I agree that it's beyond the bounds of normal. I disagree that it is automatically unhealthy. I also disagree that it's harmful, and I don't care if you find it obnoxious. It's not your business what this family does and it's not your place to judge them.


Well said! I agree completely, from a mom still nursing her 18 month DS.
Anonymous
Anonymous wrote:
Anonymous wrote:
Anonymous wrote:Oh please. You people are crazy. It's not normal or healthy. I feel more than confident saying that. I don't really care what you say. I find it utterly obnoxious for people to act like this is OK. There comes a point where it's OK to say, "yeah, this is just wrong." Why not just admit that it's so far beyond the bounds of normal. If it were normal and "acceptable," why are they being spotlighted? Why is it of interest if it's just par for the course and live and let live. We have a responsibility not to do harm to our children. This is harm. Sorry.


Agreed!


I agree that it's beyond the bounds of normal. I disagree that it is automatically unhealthy. I also disagree that it's harmful, and I don't care if you find it obnoxious. It's not your business what this family does and it's not your place to judge them.

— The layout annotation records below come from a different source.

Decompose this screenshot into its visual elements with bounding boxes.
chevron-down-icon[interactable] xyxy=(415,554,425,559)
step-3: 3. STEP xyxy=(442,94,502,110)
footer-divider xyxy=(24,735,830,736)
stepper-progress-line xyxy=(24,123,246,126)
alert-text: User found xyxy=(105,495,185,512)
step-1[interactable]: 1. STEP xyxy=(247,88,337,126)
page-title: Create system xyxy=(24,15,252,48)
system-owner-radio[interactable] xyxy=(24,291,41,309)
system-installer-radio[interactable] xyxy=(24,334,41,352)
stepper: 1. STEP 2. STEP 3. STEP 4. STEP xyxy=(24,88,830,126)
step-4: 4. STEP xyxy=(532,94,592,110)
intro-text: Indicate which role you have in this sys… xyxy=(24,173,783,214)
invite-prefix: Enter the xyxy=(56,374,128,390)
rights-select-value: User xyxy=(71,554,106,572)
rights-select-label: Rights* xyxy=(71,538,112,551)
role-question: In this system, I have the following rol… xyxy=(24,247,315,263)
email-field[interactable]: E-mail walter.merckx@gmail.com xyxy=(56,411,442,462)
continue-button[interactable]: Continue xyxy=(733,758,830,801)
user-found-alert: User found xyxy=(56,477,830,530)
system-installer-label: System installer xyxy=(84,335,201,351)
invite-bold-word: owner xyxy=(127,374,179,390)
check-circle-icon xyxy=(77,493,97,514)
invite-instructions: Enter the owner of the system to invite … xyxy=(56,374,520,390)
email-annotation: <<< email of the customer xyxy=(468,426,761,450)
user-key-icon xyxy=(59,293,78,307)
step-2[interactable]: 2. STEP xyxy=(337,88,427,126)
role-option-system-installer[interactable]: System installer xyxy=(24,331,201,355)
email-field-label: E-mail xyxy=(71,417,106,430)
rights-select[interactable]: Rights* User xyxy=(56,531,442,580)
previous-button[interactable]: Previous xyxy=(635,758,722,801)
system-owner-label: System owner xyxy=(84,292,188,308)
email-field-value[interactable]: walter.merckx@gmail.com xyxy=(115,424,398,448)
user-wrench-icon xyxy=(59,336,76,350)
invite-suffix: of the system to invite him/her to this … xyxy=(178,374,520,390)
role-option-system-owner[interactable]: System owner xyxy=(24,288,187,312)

Sure it's my place to judge them. They put themselves out there specifically to challenge the boundaries of this issue, and you better be damn sure they knew they were going to be judged. Why else would they do it? People, rightfully, judge parents for their choices all the time. Remember the family who starved their infant to death because they were so sure about their convictions on how to feed the baby? They were wrong, and we all judged them for it, but they were absolutely sure it was the right thing to do. Obviously this is different, but are you going to tell me it's not my place to judge that behavior? Of course it is. That's the society we live in. That's how child protection laws are developed.
What a stupid, dumb, overly PC statement to make.
Anonymous
The flaw in your logic, pp, is comparing starving a child to nursing a 7 year old. They are not the same thing.

I don't have a problem with judgment at all. I do it all the time.

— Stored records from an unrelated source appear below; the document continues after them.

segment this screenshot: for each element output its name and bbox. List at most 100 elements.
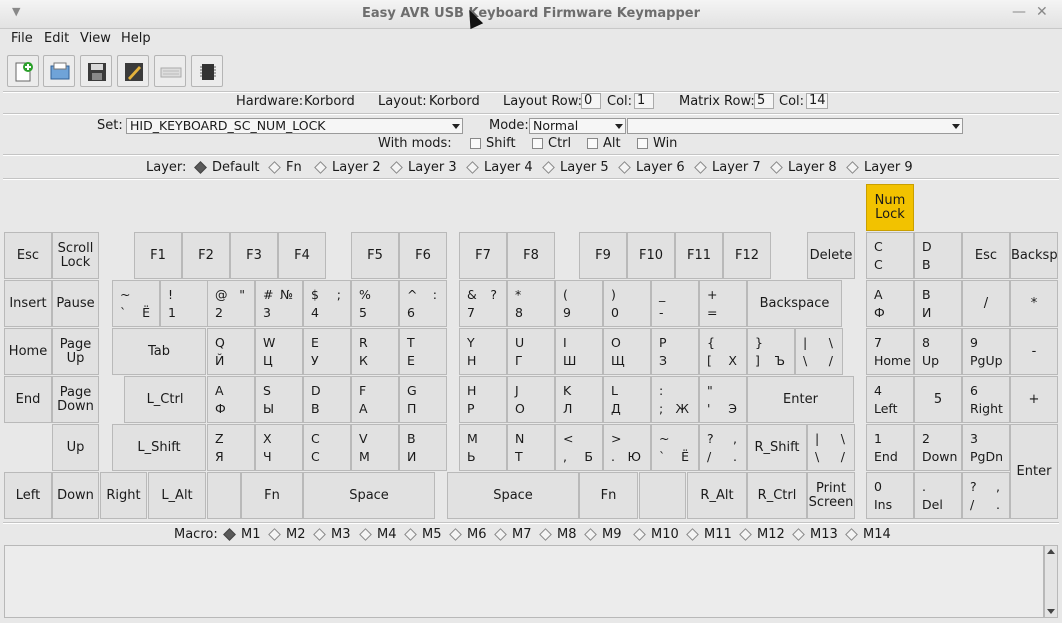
key-106[interactable]: Fn (579, 472, 638, 519)
key-29[interactable]: &? 7 (459, 280, 507, 327)
key-107[interactable] (639, 472, 686, 519)
key-8[interactable]: F6 (399, 232, 447, 279)
macro-radio-4[interactable]: M5 (404, 527, 442, 542)
key-45[interactable]: EУ (303, 328, 351, 375)
layer-radio-3[interactable]: Layer 3 (390, 160, 457, 175)
key-105[interactable]: Space (447, 472, 579, 519)
layer-radio-0[interactable]: Default (194, 160, 260, 175)
key-89[interactable]: >. Ю (603, 424, 651, 471)
key-3[interactable]: F1 (134, 232, 182, 279)
key-43[interactable]: QЙ (207, 328, 255, 375)
key-4[interactable]: F2 (182, 232, 230, 279)
key-96[interactable]: 3 PgDn (962, 424, 1010, 471)
key-86[interactable]: MЬ (459, 424, 507, 471)
key-0[interactable]: Num Lock (866, 184, 914, 231)
key-33[interactable]: _ - (651, 280, 699, 327)
key-19[interactable]: Backsp (1010, 232, 1058, 279)
key-21[interactable]: Pause (52, 280, 99, 327)
key-99[interactable]: Down (52, 472, 99, 519)
key-65[interactable]: DВ (303, 376, 351, 423)
key-57[interactable]: 8 Up (914, 328, 962, 375)
key-39[interactable]: * (1010, 280, 1058, 327)
key-59[interactable]: - (1010, 328, 1058, 375)
key-78[interactable]: + (1010, 376, 1058, 423)
key-60[interactable]: End (4, 376, 52, 423)
key-79[interactable]: Up (52, 424, 99, 471)
key-102[interactable] (207, 472, 241, 519)
key-67[interactable]: GП (399, 376, 447, 423)
layer-radio-9[interactable]: Layer 9 (846, 160, 913, 175)
key-70[interactable]: KЛ (555, 376, 603, 423)
key-36[interactable]: AФ (866, 280, 914, 327)
menu-edit[interactable]: Edit (44, 31, 69, 46)
key-53[interactable]: {[Х (699, 328, 747, 375)
key-50[interactable]: IШ (555, 328, 603, 375)
shift-checkbox[interactable]: Shift (470, 136, 516, 151)
key-37[interactable]: BИ (914, 280, 962, 327)
key-48[interactable]: YН (459, 328, 507, 375)
macro-radio-0[interactable]: M1 (223, 527, 261, 542)
key-69[interactable]: JО (507, 376, 555, 423)
ctrl-checkbox[interactable]: Ctrl (532, 136, 571, 151)
key-80[interactable]: L_Shift (112, 424, 206, 471)
set-combo[interactable]: HID_KEYBOARD_SC_NUM_LOCK (126, 118, 463, 134)
key-58[interactable]: 9 PgUp (962, 328, 1010, 375)
key-108[interactable]: R_Alt (687, 472, 747, 519)
layer-radio-1[interactable]: Fn (268, 160, 302, 175)
key-94[interactable]: 1 End (866, 424, 914, 471)
new-file-icon[interactable] (7, 55, 39, 87)
key-63[interactable]: AФ (207, 376, 255, 423)
key-76[interactable]: 5 (914, 376, 962, 423)
key-91[interactable]: ?, /. (699, 424, 747, 471)
key-72[interactable]: :; Ж (651, 376, 699, 423)
key-113[interactable]: ?, /. (962, 472, 1010, 519)
key-87[interactable]: NТ (507, 424, 555, 471)
layer-radio-4[interactable]: Layer 4 (466, 160, 533, 175)
key-73[interactable]: " ' Э (699, 376, 747, 423)
key-97[interactable]: Enter (1010, 424, 1058, 519)
key-66[interactable]: FА (351, 376, 399, 423)
key-20[interactable]: Insert (4, 280, 52, 327)
key-13[interactable]: F11 (675, 232, 723, 279)
key-34[interactable]: + = (699, 280, 747, 327)
key-64[interactable]: SЫ (255, 376, 303, 423)
key-56[interactable]: 7 Home (866, 328, 914, 375)
layer-radio-7[interactable]: Layer 7 (694, 160, 761, 175)
layer-radio-2[interactable]: Layer 2 (314, 160, 381, 175)
key-27[interactable]: % 5 (351, 280, 399, 327)
key-6[interactable]: F4 (278, 232, 326, 279)
macro-radio-2[interactable]: M3 (313, 527, 351, 542)
menu-view[interactable]: View (80, 31, 111, 46)
key-112[interactable]: . Del (914, 472, 962, 519)
key-11[interactable]: F9 (579, 232, 627, 279)
macro-radio-7[interactable]: M8 (539, 527, 577, 542)
key-100[interactable]: Right (100, 472, 147, 519)
key-68[interactable]: HР (459, 376, 507, 423)
mode-combo[interactable]: Normal (529, 118, 626, 134)
key-31[interactable]: (9 (555, 280, 603, 327)
macro-radio-3[interactable]: M4 (359, 527, 397, 542)
save-icon[interactable] (80, 55, 112, 87)
key-71[interactable]: LД (603, 376, 651, 423)
scrollbar[interactable] (1044, 545, 1058, 618)
key-10[interactable]: F8 (507, 232, 555, 279)
macro-radio-10[interactable]: M11 (686, 527, 732, 542)
key-24[interactable]: @ " 2 (207, 280, 255, 327)
key-46[interactable]: RК (351, 328, 399, 375)
macro-radio-12[interactable]: M13 (792, 527, 838, 542)
key-62[interactable]: L_Ctrl (124, 376, 206, 423)
key-61[interactable]: Page Down (52, 376, 99, 423)
key-54[interactable]: }] Ъ (747, 328, 795, 375)
scroll-up-icon[interactable] (1047, 549, 1055, 554)
key-55[interactable]: | \ \ / (795, 328, 843, 375)
key-22[interactable]: ~ ` Ё (112, 280, 160, 327)
key-103[interactable]: Fn (241, 472, 303, 519)
key-26[interactable]: $; 4 (303, 280, 351, 327)
key-28[interactable]: ^: 6 (399, 280, 447, 327)
key-88[interactable]: <, Б (555, 424, 603, 471)
key-85[interactable]: BИ (399, 424, 447, 471)
macro-radio-11[interactable]: M12 (739, 527, 785, 542)
key-51[interactable]: OЩ (603, 328, 651, 375)
key-32[interactable]: ) 0 (603, 280, 651, 327)
key-7[interactable]: F5 (351, 232, 399, 279)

But I try to make sure my judgments are based on fact, not on uninformed prejudice.
Anonymous
Anonymous wrote:The flaw in your logic, pp, is comparing starving a child to nursing a 7 year old. They are not the same thing.

I don't have a problem with judgment at all. I do it all the time.

But I try to make sure my judgments are based on fact, not on uninformed prejudice.


What part of "obviously this is different" do you not understand? The analogy was to judging other parents, not what the judgement was based on. Do you understand now?